Knowledge and memory

Corbin asked:

How can you lose and forget knowledge once you obtain that knowledge aren’t our minds sources of information and context that we always remember in the brain?

Answer by Jürgen Lawrenz

Your question smacks of too much faith in schematics. Biological memory isn’t flowcharting signals along a series of logic gates and fixed memory cells. Also, what the word ‘mind’ refers to, is still an issue of much contention among experts, so that any question on its capacity remains educated guesswork at best.

Nevertheless we have enough knowledge to answer the first part of your question. Memory cells are biological entities, which means they can become tired, sick or maimed like all living things. Moreover they die at an alarming rate and are never replaced by new cells. Therefore remembering knowledge or anything else relies heavily on the overall health of the brain and its ability to redistribute remembered items from one branch to another when fatalities occur. Forgetting results from severed connections among cells that hold coordinated information, but also from lack of reinforcement (knowledge never refreshed) and re-stacking priorities (old memories slipping down as new memories are added).
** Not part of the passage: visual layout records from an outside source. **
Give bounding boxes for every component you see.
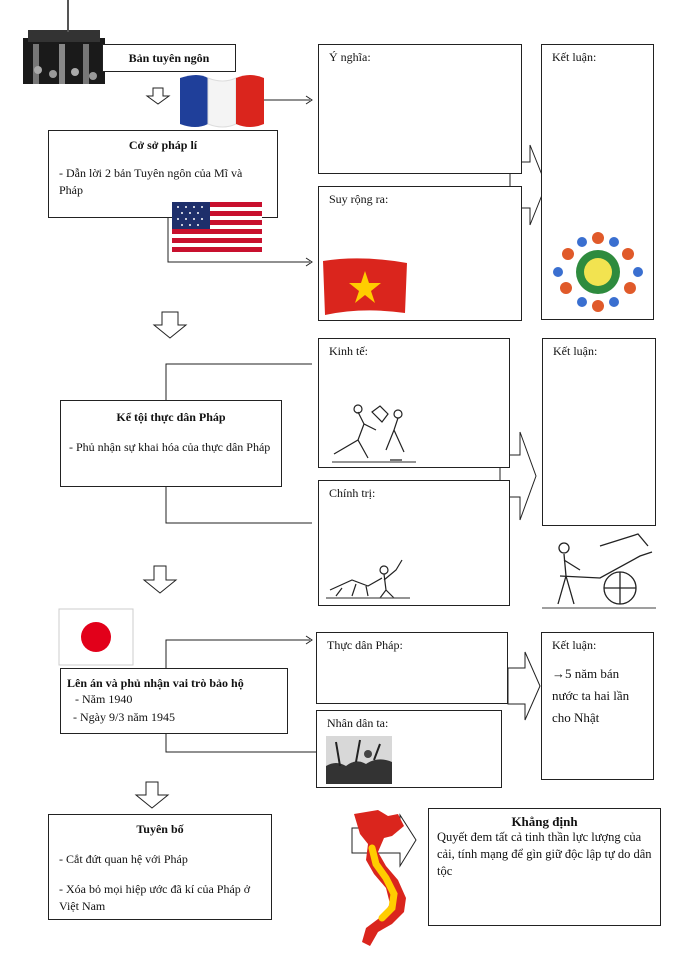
meaning-box	[318, 44, 522, 174]
condemn-title: Lên án và phủ nhận vai trò bảo hộ	[67, 676, 244, 690]
accuse-box	[60, 400, 282, 487]
affirm-title: Khẳng định	[511, 814, 578, 829]
conclusion-3-box	[541, 632, 654, 780]
legal-basis-title: Cở sở pháp lí	[128, 138, 198, 152]
condemn-item-1: - Năm 1940	[75, 692, 133, 706]
proclaim-item-2: - Xóa bỏ mọi hiệp ước đã kí của Pháp ở Việt Nam	[59, 882, 251, 913]
conclusion-2-box	[542, 338, 656, 526]
world-unity-icon	[548, 228, 648, 312]
vietnam-flag-icon	[321, 255, 409, 317]
proclaim-title: Tuyên bố	[136, 822, 184, 836]
economy-label: Kinh tế:	[329, 344, 368, 358]
economy-sketch	[328, 400, 420, 464]
condemn-box	[60, 668, 288, 734]
people-label: Nhân dân ta:	[327, 716, 389, 730]
politics-label: Chính trị:	[329, 486, 376, 500]
proclaim-item-1: - Cắt đứt quan hệ với Pháp	[59, 852, 188, 866]
condemn-item-2: - Ngày 9/3 năm 1945	[73, 710, 175, 724]
usa-flag-icon	[170, 198, 264, 260]
france-flag-icon	[178, 72, 266, 130]
declaration-title: Bản tuyên ngôn	[128, 51, 210, 65]
vietnam-map-icon	[348, 808, 422, 948]
japan-flag-icon	[58, 608, 134, 666]
accuse-text: - Phủ nhận sự khai hóa của thực dân Pháp	[69, 440, 271, 454]
french-colonial-label: Thực dân Pháp:	[327, 638, 403, 652]
conclusion-1-label: Kết luận:	[552, 50, 597, 64]
politics-sketch	[322, 540, 414, 600]
extension-label: Suy rộng ra:	[329, 192, 389, 206]
affirm-text: Quyết đem tất cả tinh thần lực lượng của cải, tính mạng để gìn giữ độc lập tự do dân tộc	[437, 830, 652, 878]
accuse-title: Kể tội thực dân Pháp	[116, 410, 226, 424]
crowd-photo	[23, 0, 105, 84]
affirm-box	[428, 808, 661, 926]
legal-basis-text: - Dẫn lời 2 bản Tuyên ngôn của Mĩ và Pháp	[59, 166, 243, 197]
proclaim-box	[48, 814, 272, 920]
conclusion-3-text: →5 năm bán nước ta hai lần cho Nhật	[552, 666, 630, 725]
meaning-label: Ý nghĩa:	[329, 50, 371, 64]
french-colonial-box	[316, 632, 508, 704]
people-photo	[326, 736, 392, 784]
rickshaw-sketch	[540, 526, 658, 610]
declaration-box	[102, 44, 236, 72]
conclusion-3-label: Kết luận:	[552, 638, 597, 652]
conclusion-2-label: Kết luận:	[553, 344, 598, 358]
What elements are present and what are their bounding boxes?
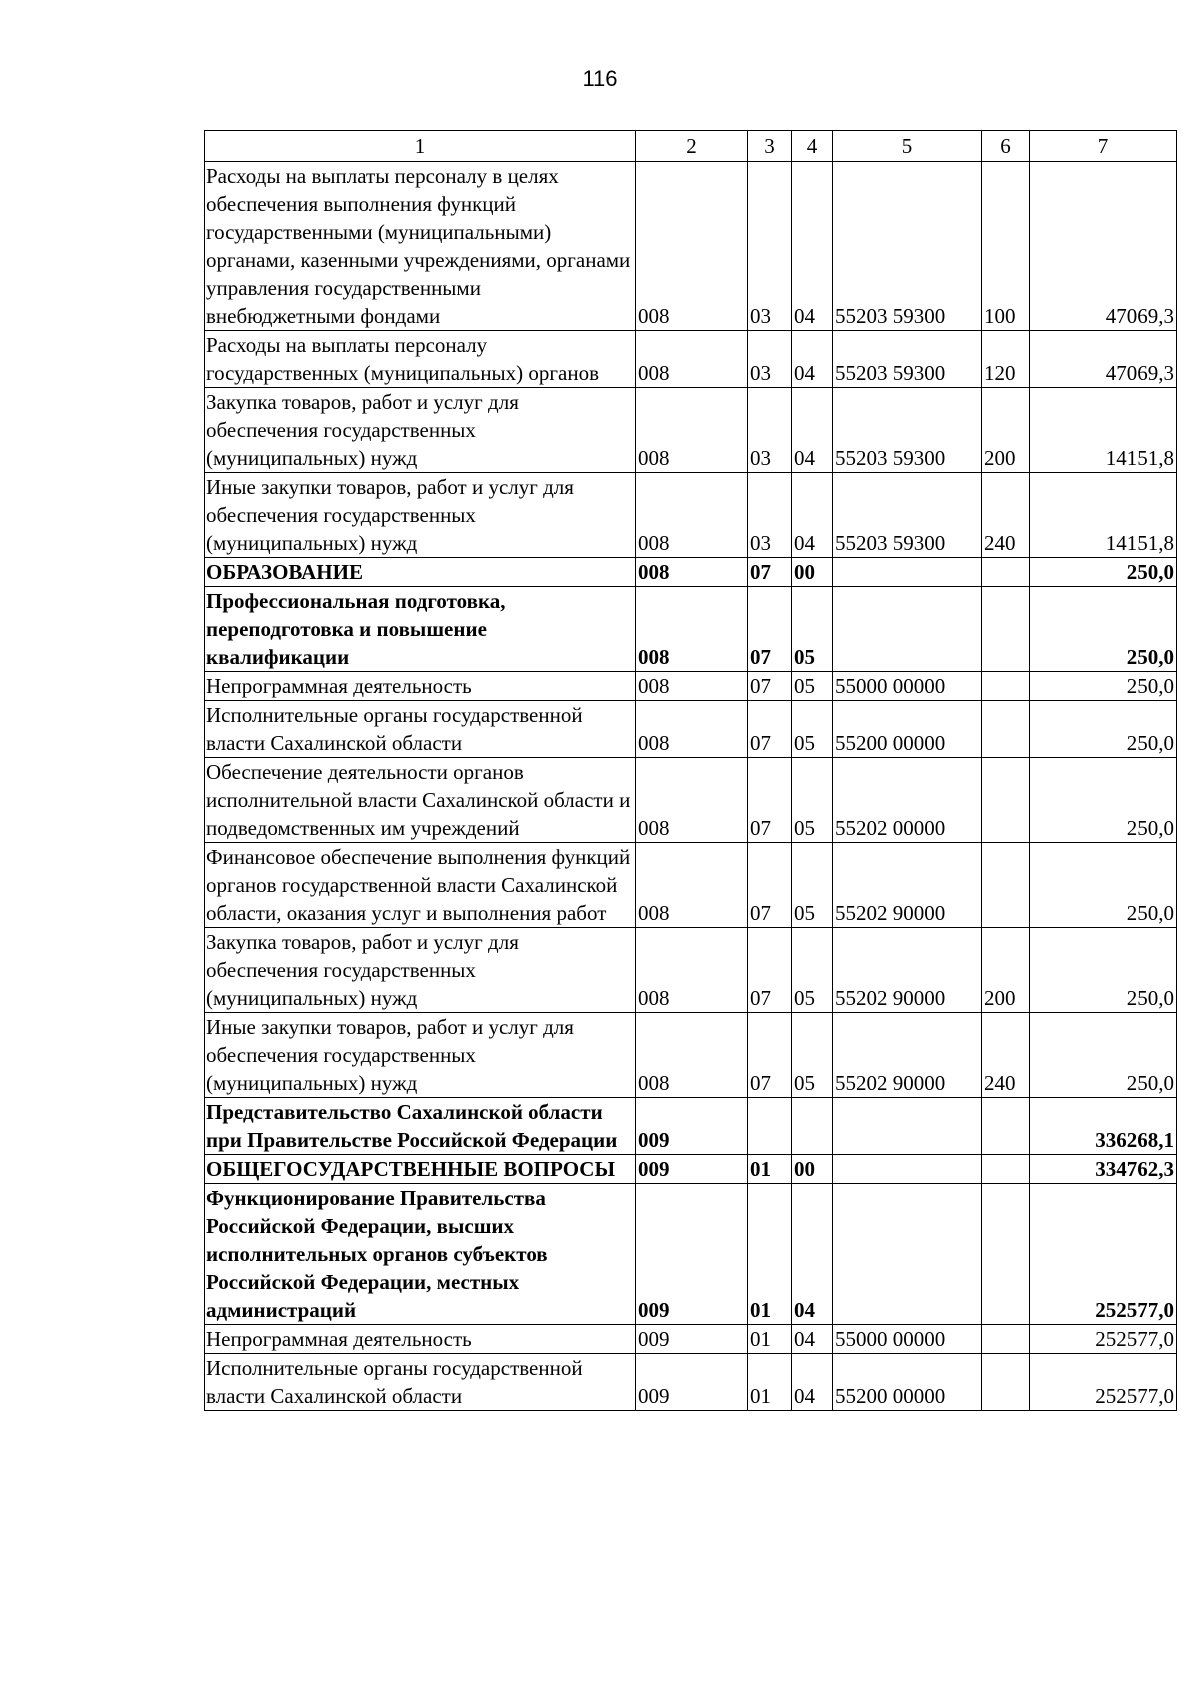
table-header-row — [205, 131, 1177, 162]
subsection-code-cell: 05 — [792, 928, 833, 1013]
section-code-cell: 07 — [748, 558, 792, 587]
table-row — [205, 701, 1177, 758]
table-row — [205, 162, 1177, 331]
expense-type-code-cell: 200 — [982, 928, 1030, 1013]
row-name-cell: Иные закупки товаров, работ и услуг для обеспечения государственных (муниципальных) нужд — [205, 473, 636, 558]
table-row — [205, 587, 1177, 672]
table-row — [205, 1013, 1177, 1098]
header-cell: 5 — [833, 131, 982, 162]
row-name-cell: Расходы на выплаты персоналу в целях обеспечения выполнения функций государственными (муниципальными) органами, казенными учреждениями, органами управления государственными внебюджетными фондами — [205, 162, 636, 331]
ministry-code-cell: 008 — [636, 331, 748, 388]
target-item-code-cell — [833, 1184, 982, 1325]
header-cell: 4 — [792, 131, 833, 162]
amount-cell: 250,0 — [1030, 928, 1177, 1013]
target-item-code-cell — [833, 587, 982, 672]
ministry-code-cell: 008 — [636, 672, 748, 701]
table-row — [205, 928, 1177, 1013]
target-item-code-cell: 55203 59300 — [833, 162, 982, 331]
amount-cell: 250,0 — [1030, 701, 1177, 758]
page-number: 116 — [582, 66, 618, 91]
header-cell: 6 — [982, 131, 1030, 162]
amount-cell: 250,0 — [1030, 1013, 1177, 1098]
table-row — [205, 473, 1177, 558]
ministry-code-cell: 008 — [636, 843, 748, 928]
row-name-cell: Непрограммная деятельность — [205, 672, 636, 701]
subsection-code-cell: 00 — [792, 1155, 833, 1184]
expense-type-code-cell — [982, 843, 1030, 928]
target-item-code-cell: 55202 90000 — [833, 843, 982, 928]
ministry-code-cell: 009 — [636, 1354, 748, 1411]
row-name-cell: Исполнительные органы государственной власти Сахалинской области — [205, 1354, 636, 1411]
amount-cell: 47069,3 — [1030, 331, 1177, 388]
ministry-code-cell: 008 — [636, 473, 748, 558]
expense-type-code-cell — [982, 758, 1030, 843]
table-row — [205, 1098, 1177, 1155]
amount-cell: 14151,8 — [1030, 473, 1177, 558]
table-row — [205, 1155, 1177, 1184]
subsection-code-cell: 04 — [792, 331, 833, 388]
amount-cell: 252577,0 — [1030, 1354, 1177, 1411]
budget-table — [204, 130, 1177, 1411]
amount-cell: 250,0 — [1030, 843, 1177, 928]
subsection-code-cell: 00 — [792, 558, 833, 587]
row-name-cell: Закупка товаров, работ и услуг для обеспечения государственных (муниципальных) нужд — [205, 928, 636, 1013]
expense-type-code-cell — [982, 1098, 1030, 1155]
section-code-cell: 07 — [748, 928, 792, 1013]
expense-type-code-cell — [982, 1155, 1030, 1184]
ministry-code-cell: 008 — [636, 701, 748, 758]
table-row — [205, 672, 1177, 701]
table-row — [205, 1325, 1177, 1354]
row-name-cell: ОБРАЗОВАНИЕ — [205, 558, 636, 587]
ministry-code-cell: 009 — [636, 1155, 748, 1184]
expense-type-code-cell: 100 — [982, 162, 1030, 331]
table-row — [205, 388, 1177, 473]
section-code-cell: 07 — [748, 672, 792, 701]
ministry-code-cell: 008 — [636, 928, 748, 1013]
amount-cell: 250,0 — [1030, 587, 1177, 672]
expense-type-code-cell: 200 — [982, 388, 1030, 473]
subsection-code-cell: 05 — [792, 587, 833, 672]
row-name-cell: Функционирование Правительства Российской Федерации, высших исполнительных органов субъектов Российской Федерации, местных администраций — [205, 1184, 636, 1325]
subsection-code-cell: 04 — [792, 388, 833, 473]
target-item-code-cell: 55202 00000 — [833, 758, 982, 843]
expense-type-code-cell — [982, 672, 1030, 701]
row-name-cell: Исполнительные органы государственной власти Сахалинской области — [205, 701, 636, 758]
subsection-code-cell: 05 — [792, 843, 833, 928]
section-code-cell: 07 — [748, 587, 792, 672]
target-item-code-cell: 55200 00000 — [833, 1354, 982, 1411]
subsection-code-cell: 05 — [792, 758, 833, 843]
section-code-cell: 03 — [748, 388, 792, 473]
amount-cell: 336268,1 — [1030, 1098, 1177, 1155]
subsection-code-cell: 04 — [792, 1325, 833, 1354]
row-name-cell: ОБЩЕГОСУДАРСТВЕННЫЕ ВОПРОСЫ — [205, 1155, 636, 1184]
section-code-cell: 03 — [748, 331, 792, 388]
section-code-cell: 03 — [748, 162, 792, 331]
amount-cell: 250,0 — [1030, 672, 1177, 701]
row-name-cell: Расходы на выплаты персоналу государственных (муниципальных) органов — [205, 331, 636, 388]
target-item-code-cell — [833, 1098, 982, 1155]
target-item-code-cell: 55000 00000 — [833, 1325, 982, 1354]
amount-cell: 250,0 — [1030, 558, 1177, 587]
expense-type-code-cell — [982, 587, 1030, 672]
ministry-code-cell: 009 — [636, 1184, 748, 1325]
section-code-cell: 07 — [748, 758, 792, 843]
target-item-code-cell: 55202 90000 — [833, 928, 982, 1013]
subsection-code-cell: 04 — [792, 1184, 833, 1325]
expense-type-code-cell: 240 — [982, 473, 1030, 558]
target-item-code-cell: 55203 59300 — [833, 473, 982, 558]
ministry-code-cell: 009 — [636, 1098, 748, 1155]
expense-type-code-cell: 240 — [982, 1013, 1030, 1098]
row-name-cell: Финансовое обеспечение выполнения функций органов государственной власти Сахалинской области, оказания услуг и выполнения работ — [205, 843, 636, 928]
amount-cell: 14151,8 — [1030, 388, 1177, 473]
header-cell: 7 — [1030, 131, 1177, 162]
ministry-code-cell: 008 — [636, 558, 748, 587]
section-code-cell: 07 — [748, 1013, 792, 1098]
expense-type-code-cell — [982, 1184, 1030, 1325]
subsection-code-cell: 05 — [792, 672, 833, 701]
amount-cell: 252577,0 — [1030, 1325, 1177, 1354]
subsection-code-cell: 05 — [792, 701, 833, 758]
section-code-cell: 07 — [748, 701, 792, 758]
target-item-code-cell — [833, 558, 982, 587]
target-item-code-cell: 55203 59300 — [833, 388, 982, 473]
table-row — [205, 331, 1177, 388]
header-cell: 3 — [748, 131, 792, 162]
target-item-code-cell: 55000 00000 — [833, 672, 982, 701]
row-name-cell: Иные закупки товаров, работ и услуг для обеспечения государственных (муниципальных) нужд — [205, 1013, 636, 1098]
amount-cell: 47069,3 — [1030, 162, 1177, 331]
subsection-code-cell: 05 — [792, 1013, 833, 1098]
header-cell: 2 — [636, 131, 748, 162]
section-code-cell: 01 — [748, 1325, 792, 1354]
ministry-code-cell: 008 — [636, 587, 748, 672]
expense-type-code-cell — [982, 1325, 1030, 1354]
subsection-code-cell: 04 — [792, 162, 833, 331]
table-row — [205, 1184, 1177, 1325]
subsection-code-cell: 04 — [792, 473, 833, 558]
expense-type-code-cell: 120 — [982, 331, 1030, 388]
expense-type-code-cell — [982, 701, 1030, 758]
section-code-cell: 01 — [748, 1155, 792, 1184]
ministry-code-cell: 008 — [636, 1013, 748, 1098]
subsection-code-cell — [792, 1098, 833, 1155]
row-name-cell: Профессиональная подготовка, переподготовка и повышение квалификации — [205, 587, 636, 672]
row-name-cell: Обеспечение деятельности органов исполнительной власти Сахалинской области и подведомственных им учреждений — [205, 758, 636, 843]
table-row — [205, 558, 1177, 587]
row-name-cell: Представительство Сахалинской области при Правительстве Российской Федерации — [205, 1098, 636, 1155]
ministry-code-cell: 008 — [636, 388, 748, 473]
ministry-code-cell: 008 — [636, 162, 748, 331]
subsection-code-cell: 04 — [792, 1354, 833, 1411]
table-row — [205, 758, 1177, 843]
target-item-code-cell — [833, 1155, 982, 1184]
amount-cell: 252577,0 — [1030, 1184, 1177, 1325]
ministry-code-cell: 008 — [636, 758, 748, 843]
section-code-cell: 07 — [748, 843, 792, 928]
header-cell: 1 — [205, 131, 636, 162]
row-name-cell: Непрограммная деятельность — [205, 1325, 636, 1354]
ministry-code-cell: 009 — [636, 1325, 748, 1354]
section-code-cell: 03 — [748, 473, 792, 558]
section-code-cell — [748, 1098, 792, 1155]
amount-cell: 334762,3 — [1030, 1155, 1177, 1184]
target-item-code-cell: 55202 90000 — [833, 1013, 982, 1098]
row-name-cell: Закупка товаров, работ и услуг для обеспечения государственных (муниципальных) нужд — [205, 388, 636, 473]
target-item-code-cell: 55203 59300 — [833, 331, 982, 388]
section-code-cell: 01 — [748, 1184, 792, 1325]
table-row — [205, 1354, 1177, 1411]
expense-type-code-cell — [982, 558, 1030, 587]
amount-cell: 250,0 — [1030, 758, 1177, 843]
table-row — [205, 843, 1177, 928]
target-item-code-cell: 55200 00000 — [833, 701, 982, 758]
expense-type-code-cell — [982, 1354, 1030, 1411]
section-code-cell: 01 — [748, 1354, 792, 1411]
Apart from this, you should be aware that biological brains are not CPUs either. Neurons are scattered all over your body; and the memories they hold are to a significant degree autonomous — on the pretty sound principle that the brain should not be overloaded with information that is useless to it, as the organs in question are perfectly equipped to look after themselves. For example, athletes and performing musicians are engaged non-stop with training their body parts to perform without interference from the conscious brain.

In sum: A living body system is a great deal more complex than your question supposes, and the above should suffice to warn you that overstressing the brain’s capacities is apt to end in a lopsided viewpoint. After all, the bodies of severely brain-damaged people can still continue to function autonomously due to what is called ‘high redundancy’ in the business and ‘coping’ in ordinary parlance.